Der Bürgermeister selbst arbeitet auch als Sozialarbeiter und reinigt Sickergruben, während seine Frau in der örtlichen Volksschule unterrichtet. Das Paar will unbedingt, dass seine beiden Töchter eines Tages an einer Hochschule in Bratislava studieren können.

Projekte als Hoffnung

Es gibt Hoffnungschimmer, die zeigen, mit wie wenig Aufwand hier geholfen werden kann. Einige arbeiten in der Nudelmanufaktur der Vinzenzgemeinschaft: Ein kleines Einfamilienhaus in Hostice, in dem acht Frauen "Vinzipasta" von Hand machen, die in Österreich verkauft wird. Oder der Vinzishop im Dorf, in dem Arme sich Gewand um maximal 66 Cent pro Stück kaufen können, und wo Marijana aus Hostice ein paar Stunden Arbeit in der Woche fand.

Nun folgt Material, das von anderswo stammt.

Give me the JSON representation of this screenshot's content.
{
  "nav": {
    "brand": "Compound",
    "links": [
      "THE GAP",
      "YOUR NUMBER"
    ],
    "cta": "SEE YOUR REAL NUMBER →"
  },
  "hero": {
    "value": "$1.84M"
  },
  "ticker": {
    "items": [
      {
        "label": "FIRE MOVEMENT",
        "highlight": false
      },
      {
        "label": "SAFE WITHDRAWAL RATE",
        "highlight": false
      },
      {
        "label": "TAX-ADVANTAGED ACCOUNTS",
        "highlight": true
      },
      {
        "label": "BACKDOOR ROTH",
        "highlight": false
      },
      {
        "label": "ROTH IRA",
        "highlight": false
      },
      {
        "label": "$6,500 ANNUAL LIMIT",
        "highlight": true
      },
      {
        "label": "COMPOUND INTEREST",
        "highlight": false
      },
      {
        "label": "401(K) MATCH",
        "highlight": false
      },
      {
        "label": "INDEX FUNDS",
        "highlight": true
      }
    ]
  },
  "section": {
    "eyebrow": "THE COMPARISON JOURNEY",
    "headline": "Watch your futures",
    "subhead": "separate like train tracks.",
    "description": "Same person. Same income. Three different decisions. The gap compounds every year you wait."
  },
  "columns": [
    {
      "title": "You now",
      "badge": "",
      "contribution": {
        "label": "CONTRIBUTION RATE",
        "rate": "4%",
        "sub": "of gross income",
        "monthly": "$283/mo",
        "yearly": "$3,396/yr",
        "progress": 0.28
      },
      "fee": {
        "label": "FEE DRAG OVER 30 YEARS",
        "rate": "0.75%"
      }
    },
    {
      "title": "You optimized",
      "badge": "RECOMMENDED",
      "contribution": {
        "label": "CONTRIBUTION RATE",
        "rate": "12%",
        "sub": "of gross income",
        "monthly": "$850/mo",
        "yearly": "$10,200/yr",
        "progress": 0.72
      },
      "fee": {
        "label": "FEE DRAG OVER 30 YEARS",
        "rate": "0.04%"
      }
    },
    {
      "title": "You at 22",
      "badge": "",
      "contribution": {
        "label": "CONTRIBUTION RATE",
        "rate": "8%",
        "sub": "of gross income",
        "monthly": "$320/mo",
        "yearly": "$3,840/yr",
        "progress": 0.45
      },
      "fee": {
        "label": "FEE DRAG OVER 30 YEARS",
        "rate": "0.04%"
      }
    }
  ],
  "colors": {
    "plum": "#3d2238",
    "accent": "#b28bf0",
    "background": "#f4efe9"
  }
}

In einem anderen Projekt, das von der "Direkthilfe Roma" aus Mödling mit der Vinzenzgemeinschaft betrieben wird, produzieren Romni aber auch zwei sogenannte weiße Frauen eingelegte Gurken. Gläser, Samen und der Transport nach Österreich wird von den Helfern finanziert. Jede der Frauen produzierte im Vorjahr 1000 Gläser. "Es ist nicht viel, was ich dafür kriege, aber es ist Geld", freut sich die Romni Erzsébet.

Straßen in die Vergessenheit

Doch während sich hier eine Pfarre und einzelne Menschen engagieren, scheint die EU auf die Region vergessen zu haben. Das merkt man schon an der Qualität der Straßen, je tiefer man in den Osten fährt. "Seit dem Beitritt kam es für uns noch schlimmer, als nach der Wende", sagt etwa die Nicht-Romni Anna, die auch Essiggurken produziert. Bis 2004 konnte Anna wenigstens Zuckerrüben im eigenen Garten anbauen und an die Zuckerfabrik in Rimavská Sobota verkaufen. "Doch als man dort EU-Löhne zahlen sollte, wurde die Fabrik vom österreichischen Agrana-Konzern geschlossen." Bahn- und Busverbindungen zogen sich mit Landwirtschaft und Industrie sukzessive zurück. Die Menschen blieben.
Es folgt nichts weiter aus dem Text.